Electrical safety standards, 2020
Stricter fire safety regulations in HMOs.
Tenants Fees Act, 2019
Landlords/agents can’t charge most fees to tenants (i.e., letting/admin fees etc.) shifting costs to landlords
Deposit cap, 2019
Security deposits capped at five weeks rent.
‘No fault’ eviction reform, 2019
The Renters’ Rights Bill will abolish this.
Longer notice periods, 2020
This was introduced as a result of the Pandemic.
Prudential Regulation Authority stress testing, 2017
Tougher affordability tests for buy-to-let mortgages including portfolio landlord rules.
Higher mortgage rates, 2022
Rising interest rates squeezed profitability.
Renters Reform Bill, imminently
Introduction of open-ended, periodic tenancies and creation of National Landlord Register.
Talk of high energy standard by 2028
Private buy-to-let landlords comprise 12% of all homes in the UK and 93% of them are individuals or groups with just 6% operating through a company.
The ‘golden goose which lays the golden eggs’
Given that 19.4% of all dwellings in the UK are privately rented, with 17.5% socially rented and 61.7% of homeownership, you would have thought that the government would want to do everything possible to protect the ‘golden goose which lays the golden eggs’… wouldn’t you?
As such, 31% of all private landlords are planning to scale back their portfolios and almost 90% have cited regulatory or tax changes as the primary reason.
Over the past few decades, successive UK governments have under invested in social housing resulting in a significant shortfall.
Right now, local authorities and the Housing Associations cannot meet demand so that the private rented sector absorbs millions who can’t afford to get onto the property ladder and would otherwise rely on social housing, of which 1.2million families are currently on this list.
Rents are rising relentlessly by 10%
With private landlords now determined to sell up and flee the sector, the net effect is that supply of rental properties is shrinking, and rents are rising relentlessly by 10%, making them even more unaffordable for the vulnerable.
As if the foregoing isn’t bad news enough, currently, the build rate of new homes is roughly 200,000 per annum and well below the 300,000 per annum target of the government in the Labour Party’s manifesto.
Reliable analysts have predicted that over the next five years only 840,000 will be completed which will be 42% short of the 1.5million target guaranteed by the Housing Minister.
What do people do when they are uncertain … they do nothing!

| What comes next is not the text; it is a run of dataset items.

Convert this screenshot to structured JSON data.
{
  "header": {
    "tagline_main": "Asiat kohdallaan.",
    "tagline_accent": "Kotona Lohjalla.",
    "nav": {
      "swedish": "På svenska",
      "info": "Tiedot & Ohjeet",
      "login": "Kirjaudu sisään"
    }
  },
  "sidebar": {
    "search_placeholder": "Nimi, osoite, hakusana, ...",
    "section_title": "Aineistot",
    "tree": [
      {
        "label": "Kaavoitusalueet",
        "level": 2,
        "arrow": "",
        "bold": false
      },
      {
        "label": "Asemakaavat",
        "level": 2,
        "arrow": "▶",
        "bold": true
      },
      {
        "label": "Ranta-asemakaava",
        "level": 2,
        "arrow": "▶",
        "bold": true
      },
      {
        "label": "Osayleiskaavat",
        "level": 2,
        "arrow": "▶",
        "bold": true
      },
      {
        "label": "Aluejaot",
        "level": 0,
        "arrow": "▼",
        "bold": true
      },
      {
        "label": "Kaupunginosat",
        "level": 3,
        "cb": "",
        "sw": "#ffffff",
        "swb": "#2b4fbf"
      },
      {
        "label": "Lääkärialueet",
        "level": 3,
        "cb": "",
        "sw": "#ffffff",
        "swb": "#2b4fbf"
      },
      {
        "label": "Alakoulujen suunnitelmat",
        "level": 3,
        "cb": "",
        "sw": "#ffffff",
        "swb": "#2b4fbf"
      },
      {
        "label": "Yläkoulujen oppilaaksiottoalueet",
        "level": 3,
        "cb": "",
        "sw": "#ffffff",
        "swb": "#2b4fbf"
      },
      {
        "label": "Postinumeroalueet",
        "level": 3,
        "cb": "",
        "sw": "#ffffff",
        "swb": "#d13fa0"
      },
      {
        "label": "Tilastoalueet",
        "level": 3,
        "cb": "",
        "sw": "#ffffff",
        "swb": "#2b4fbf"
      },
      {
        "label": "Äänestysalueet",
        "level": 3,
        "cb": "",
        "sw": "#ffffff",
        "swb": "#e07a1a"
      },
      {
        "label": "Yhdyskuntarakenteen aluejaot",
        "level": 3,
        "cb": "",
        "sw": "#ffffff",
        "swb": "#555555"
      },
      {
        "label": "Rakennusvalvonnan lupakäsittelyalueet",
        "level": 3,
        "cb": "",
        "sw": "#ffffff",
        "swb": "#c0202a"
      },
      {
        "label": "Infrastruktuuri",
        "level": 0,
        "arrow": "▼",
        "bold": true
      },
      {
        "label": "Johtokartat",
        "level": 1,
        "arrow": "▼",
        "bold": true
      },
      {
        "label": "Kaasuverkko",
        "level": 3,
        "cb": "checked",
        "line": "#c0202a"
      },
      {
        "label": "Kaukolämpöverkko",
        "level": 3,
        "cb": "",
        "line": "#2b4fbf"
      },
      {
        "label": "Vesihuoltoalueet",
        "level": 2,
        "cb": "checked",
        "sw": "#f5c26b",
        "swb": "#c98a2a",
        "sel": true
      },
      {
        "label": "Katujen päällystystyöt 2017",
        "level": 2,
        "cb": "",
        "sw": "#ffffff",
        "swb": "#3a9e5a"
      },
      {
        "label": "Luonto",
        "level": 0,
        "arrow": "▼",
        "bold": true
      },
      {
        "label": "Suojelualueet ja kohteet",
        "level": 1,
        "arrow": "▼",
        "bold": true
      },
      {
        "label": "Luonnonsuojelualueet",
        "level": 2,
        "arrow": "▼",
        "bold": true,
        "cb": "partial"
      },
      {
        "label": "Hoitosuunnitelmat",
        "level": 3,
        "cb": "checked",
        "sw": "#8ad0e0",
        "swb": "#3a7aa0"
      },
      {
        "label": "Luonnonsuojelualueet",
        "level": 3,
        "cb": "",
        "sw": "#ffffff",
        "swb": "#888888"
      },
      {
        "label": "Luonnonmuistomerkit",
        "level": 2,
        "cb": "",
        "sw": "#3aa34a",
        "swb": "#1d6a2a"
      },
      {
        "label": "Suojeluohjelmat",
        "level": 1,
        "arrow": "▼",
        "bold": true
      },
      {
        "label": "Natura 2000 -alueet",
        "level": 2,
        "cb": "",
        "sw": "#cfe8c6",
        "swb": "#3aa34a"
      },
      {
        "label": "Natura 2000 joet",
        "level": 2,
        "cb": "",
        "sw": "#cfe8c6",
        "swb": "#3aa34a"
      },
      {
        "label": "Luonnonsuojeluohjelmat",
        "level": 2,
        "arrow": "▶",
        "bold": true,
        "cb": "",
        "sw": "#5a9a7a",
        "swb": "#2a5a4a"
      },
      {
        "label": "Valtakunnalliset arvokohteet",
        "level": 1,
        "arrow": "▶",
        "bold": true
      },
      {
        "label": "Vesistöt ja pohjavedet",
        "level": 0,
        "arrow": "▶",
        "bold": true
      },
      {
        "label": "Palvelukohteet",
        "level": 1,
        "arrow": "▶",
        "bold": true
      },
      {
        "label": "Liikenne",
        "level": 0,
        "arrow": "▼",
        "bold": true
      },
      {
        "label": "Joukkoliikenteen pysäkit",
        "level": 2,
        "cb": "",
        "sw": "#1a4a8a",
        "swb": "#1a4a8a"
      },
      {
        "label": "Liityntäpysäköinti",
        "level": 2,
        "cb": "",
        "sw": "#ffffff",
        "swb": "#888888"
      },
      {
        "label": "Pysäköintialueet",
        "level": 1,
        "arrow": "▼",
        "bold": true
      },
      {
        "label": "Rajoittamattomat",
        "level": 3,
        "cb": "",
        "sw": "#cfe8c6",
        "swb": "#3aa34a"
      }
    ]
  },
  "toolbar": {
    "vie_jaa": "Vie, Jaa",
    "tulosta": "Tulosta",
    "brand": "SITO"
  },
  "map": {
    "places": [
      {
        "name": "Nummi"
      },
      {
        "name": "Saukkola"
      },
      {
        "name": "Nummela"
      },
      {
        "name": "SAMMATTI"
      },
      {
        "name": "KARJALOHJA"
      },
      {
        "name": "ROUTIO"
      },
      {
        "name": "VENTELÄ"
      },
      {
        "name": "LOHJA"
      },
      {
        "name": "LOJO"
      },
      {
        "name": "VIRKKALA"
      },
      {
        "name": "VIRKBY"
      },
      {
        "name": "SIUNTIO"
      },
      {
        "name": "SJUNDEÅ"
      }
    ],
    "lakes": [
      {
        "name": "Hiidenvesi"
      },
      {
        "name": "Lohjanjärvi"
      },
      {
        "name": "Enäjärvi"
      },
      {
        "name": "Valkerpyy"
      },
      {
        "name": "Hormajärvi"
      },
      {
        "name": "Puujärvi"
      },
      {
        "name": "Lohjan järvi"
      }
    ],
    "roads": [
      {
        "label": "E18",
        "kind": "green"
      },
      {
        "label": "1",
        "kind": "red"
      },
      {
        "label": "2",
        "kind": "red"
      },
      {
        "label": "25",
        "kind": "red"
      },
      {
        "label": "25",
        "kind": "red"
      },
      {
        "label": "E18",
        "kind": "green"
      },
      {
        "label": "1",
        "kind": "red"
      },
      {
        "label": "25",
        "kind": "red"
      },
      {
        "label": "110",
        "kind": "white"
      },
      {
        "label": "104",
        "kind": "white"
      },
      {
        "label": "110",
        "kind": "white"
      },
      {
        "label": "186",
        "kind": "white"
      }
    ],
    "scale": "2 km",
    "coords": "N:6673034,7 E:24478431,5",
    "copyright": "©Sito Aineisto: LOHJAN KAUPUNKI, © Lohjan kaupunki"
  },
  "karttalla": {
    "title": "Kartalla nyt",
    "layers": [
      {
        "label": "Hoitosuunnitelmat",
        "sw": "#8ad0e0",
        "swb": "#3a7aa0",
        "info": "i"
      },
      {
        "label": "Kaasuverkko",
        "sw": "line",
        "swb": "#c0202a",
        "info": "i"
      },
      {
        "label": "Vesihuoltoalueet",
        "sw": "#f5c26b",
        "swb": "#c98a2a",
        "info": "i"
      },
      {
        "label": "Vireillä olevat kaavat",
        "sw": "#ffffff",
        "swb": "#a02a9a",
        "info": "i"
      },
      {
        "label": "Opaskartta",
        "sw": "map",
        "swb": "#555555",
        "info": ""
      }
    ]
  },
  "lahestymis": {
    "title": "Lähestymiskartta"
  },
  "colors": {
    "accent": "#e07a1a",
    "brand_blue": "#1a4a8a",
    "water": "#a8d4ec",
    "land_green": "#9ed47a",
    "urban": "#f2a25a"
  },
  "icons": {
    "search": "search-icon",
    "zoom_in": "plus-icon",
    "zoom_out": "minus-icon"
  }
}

We all know that the Chancellor is trying to fill a £40/50billion hole in her Budget but these ‘floaters’ of draft legislation are serving to undermine confidence in the markets and what do people do when they are uncertain… they do nothing!
‘Suck it and see’ policy
This method of ‘suck it and see’ policy is having a devasting effect on decision making across the housing sector and this can only exacerbate the shortfall of tax return for the Treasury from transactions which have failed to materialise as a result.
The government, with their terminal myopia, seems to conveniently forget that the private rental sector is vital to providing homes for those who can’t afford to get onto the property ladder. As long as they can’t build appreciably more social housing, they need to pay due respect to this sector, instead of treating buy-to-let landlords as pariahs.
Everything that this government seems to do nowadays, across the board, somehow always turns to the ‘brown, unfragrant, sticky stuff’ and as the say, ‘none so hopeless as those that do not bother to read the room.’